Cara Louis Braille Merelovusi Sistem Penulisan Aksara

 

Lukisan wajah Louis Braille (Wikipedia).

Sejak awal sistem penulisan ditemukan lebih dari lima ribu tahun yang lalu di Mesopotamia kuno, tulisan selalu bergema di seluruh sejarah manusia. 

Dilansir dari National Geographic, Yunani serta Romawi kuno mengembangkan sistem aksara yang unik, sementara China membuat sistem karakter yang kompleks.

Sebagai landasan peradaban manusia, tulisan sangat fundamental bagi aturan hukum, akumulasi pengetahuan serta budaya. Namun, baru di abad 19 para tunanetra dapat mengakses sebuah sistem penulisan.

Pada tahun 1824 hingga 1825, Louis Braille menciptakan sistem dengan bentuk aksara titik yang dapat dibaca dengan tangan. Awalnya inovasi ini tidak diacuhkan, tetapi akhirnya diadopsi secara universal pada abad 20, yang membuka jalur agar warga tunanetra dapat belajar.

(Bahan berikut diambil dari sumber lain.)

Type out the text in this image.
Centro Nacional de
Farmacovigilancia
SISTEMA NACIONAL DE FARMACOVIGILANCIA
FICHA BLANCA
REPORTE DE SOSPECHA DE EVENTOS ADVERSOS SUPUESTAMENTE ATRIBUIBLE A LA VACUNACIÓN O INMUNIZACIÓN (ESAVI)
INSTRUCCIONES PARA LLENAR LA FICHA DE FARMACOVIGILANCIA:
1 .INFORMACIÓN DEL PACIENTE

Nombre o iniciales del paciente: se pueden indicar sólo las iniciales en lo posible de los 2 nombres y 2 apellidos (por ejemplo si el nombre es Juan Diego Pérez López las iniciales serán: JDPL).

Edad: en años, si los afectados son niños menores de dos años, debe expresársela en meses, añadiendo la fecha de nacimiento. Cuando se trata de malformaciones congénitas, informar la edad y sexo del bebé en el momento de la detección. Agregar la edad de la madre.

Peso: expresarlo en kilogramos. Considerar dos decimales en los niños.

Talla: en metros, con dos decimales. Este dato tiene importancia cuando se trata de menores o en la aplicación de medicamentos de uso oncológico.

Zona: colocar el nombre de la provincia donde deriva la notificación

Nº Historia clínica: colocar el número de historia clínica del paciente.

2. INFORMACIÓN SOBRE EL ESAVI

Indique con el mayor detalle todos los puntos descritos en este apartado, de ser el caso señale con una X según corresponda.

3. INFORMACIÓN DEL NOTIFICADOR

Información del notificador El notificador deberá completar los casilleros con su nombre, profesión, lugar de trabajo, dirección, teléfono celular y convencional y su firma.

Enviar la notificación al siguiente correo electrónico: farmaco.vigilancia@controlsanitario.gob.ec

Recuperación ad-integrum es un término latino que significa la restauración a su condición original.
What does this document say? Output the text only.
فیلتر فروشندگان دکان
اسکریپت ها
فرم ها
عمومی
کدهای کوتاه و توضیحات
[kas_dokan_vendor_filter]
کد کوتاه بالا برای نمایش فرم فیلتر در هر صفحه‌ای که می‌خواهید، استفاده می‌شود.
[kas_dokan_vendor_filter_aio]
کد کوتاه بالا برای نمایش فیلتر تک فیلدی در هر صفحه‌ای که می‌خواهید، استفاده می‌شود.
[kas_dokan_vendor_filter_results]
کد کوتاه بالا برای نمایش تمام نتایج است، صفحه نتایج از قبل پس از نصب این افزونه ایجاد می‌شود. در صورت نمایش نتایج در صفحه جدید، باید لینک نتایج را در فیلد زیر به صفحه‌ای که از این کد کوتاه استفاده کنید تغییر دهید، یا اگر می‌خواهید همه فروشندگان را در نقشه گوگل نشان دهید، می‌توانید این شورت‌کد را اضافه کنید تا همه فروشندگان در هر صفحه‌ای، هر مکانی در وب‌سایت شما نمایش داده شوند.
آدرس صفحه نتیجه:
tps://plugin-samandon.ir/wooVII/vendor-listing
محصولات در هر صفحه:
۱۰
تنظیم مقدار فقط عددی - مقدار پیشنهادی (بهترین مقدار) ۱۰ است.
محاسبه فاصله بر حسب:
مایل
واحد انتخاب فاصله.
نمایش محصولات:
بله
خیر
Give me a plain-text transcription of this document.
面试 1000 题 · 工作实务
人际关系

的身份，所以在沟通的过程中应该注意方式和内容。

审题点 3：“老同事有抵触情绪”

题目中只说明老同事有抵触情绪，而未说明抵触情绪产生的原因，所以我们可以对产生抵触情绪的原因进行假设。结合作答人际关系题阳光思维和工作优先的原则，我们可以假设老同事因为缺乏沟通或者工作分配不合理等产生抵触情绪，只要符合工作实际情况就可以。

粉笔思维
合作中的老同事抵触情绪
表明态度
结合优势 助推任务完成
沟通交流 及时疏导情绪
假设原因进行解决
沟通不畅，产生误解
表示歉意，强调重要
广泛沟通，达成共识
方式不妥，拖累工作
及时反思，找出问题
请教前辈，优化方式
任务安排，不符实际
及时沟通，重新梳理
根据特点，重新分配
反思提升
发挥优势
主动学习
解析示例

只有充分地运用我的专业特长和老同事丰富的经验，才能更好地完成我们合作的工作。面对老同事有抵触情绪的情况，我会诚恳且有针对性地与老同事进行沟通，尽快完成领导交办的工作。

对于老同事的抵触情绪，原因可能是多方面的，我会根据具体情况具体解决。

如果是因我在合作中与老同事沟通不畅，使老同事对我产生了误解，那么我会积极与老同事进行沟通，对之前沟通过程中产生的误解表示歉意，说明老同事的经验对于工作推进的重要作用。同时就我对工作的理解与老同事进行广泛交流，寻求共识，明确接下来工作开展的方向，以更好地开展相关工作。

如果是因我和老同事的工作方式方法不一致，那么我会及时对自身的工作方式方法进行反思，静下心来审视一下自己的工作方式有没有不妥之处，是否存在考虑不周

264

Dalam sebuah pidato di Sorbonne saat upacara kematian Braille, Helen Keller sempat menyatakan, "Kami para tunanetra, sangat berhutang budi pada Louis Braille, sama seperti manusia pada Gutenberg."

Kecelakaan yang Merubah Nasib

Sebagai anak bungsu dari empat bersaudara, Braille lahir pada tahun 1809 di desa Coupvray, 35 kilometer arah timur Paris, Perancis. Ayahnya bernama Simon-Rene yang bekerja sebagai pembuat kelana tunggangan kuda. Keluarganya tinggal dengan nyaman, dan memiliki lahan anggur sebagai bahan produksi lainnya.

Di lokasi inilah Braille mengalami kecelakaan yang menyebabkan dia tunanetra, dan merubah nasib dirinya serta sejarah dunia. Sebagai anak kecil batita yang penasaran, Braille bermain dengan alat pembuat pelana milik ayahnya. 

Ketika tengah membuat lubang pada lembaran kulit menggunakan penusuk, alat tersebut tergelincir dan menusuk matanya. Luka di matanya berujung infeksi yang menyebar ke dua mata miliknya, sehingga Braille buta saat berumur lima tahun. Obat antibiotik saat itu belum ditemukan.

Orangtuanya khawatir di jaman saat banyak tunanetra dianggap sebagai manusia kelas rendah, dan sering dicemooh. Di Perancis, banyak warga tunanetra yang duduk mengemis di jalanan kota.

Sekolah belum menjadi kebutuhan utama di Perancis, namun orangtua Braille mengerti pentingnya literasi. Simon-Rene memasang paku berbentuk alfabet pada sebuah panel, dan pastur bernama Abbe Jacques Palluy mulai mengajari Braille.

Saat berumur tujuh tahun, Braille mengunjungi sekolah lokal, dimana dirinya hanya satu-satunya murid tunanetra. Gurunya kagum akan kepintaran dan sikap bahagia Braille, yaitu karakter yang sangat dikagumi seluruh temannya sepanjang hidupnya.

Saat berumur 10 tahun, beasiswa mengamankan Braille untuk belajar sebagai murid paling muda di Institut Royal untuk Anak Muda Tunanetra, yaitu sekolah pertama di dunia bagi murid tunanetra, yang sekarang bernama Institute Nasional  untuk Anak Muda Tunanetra (INJA).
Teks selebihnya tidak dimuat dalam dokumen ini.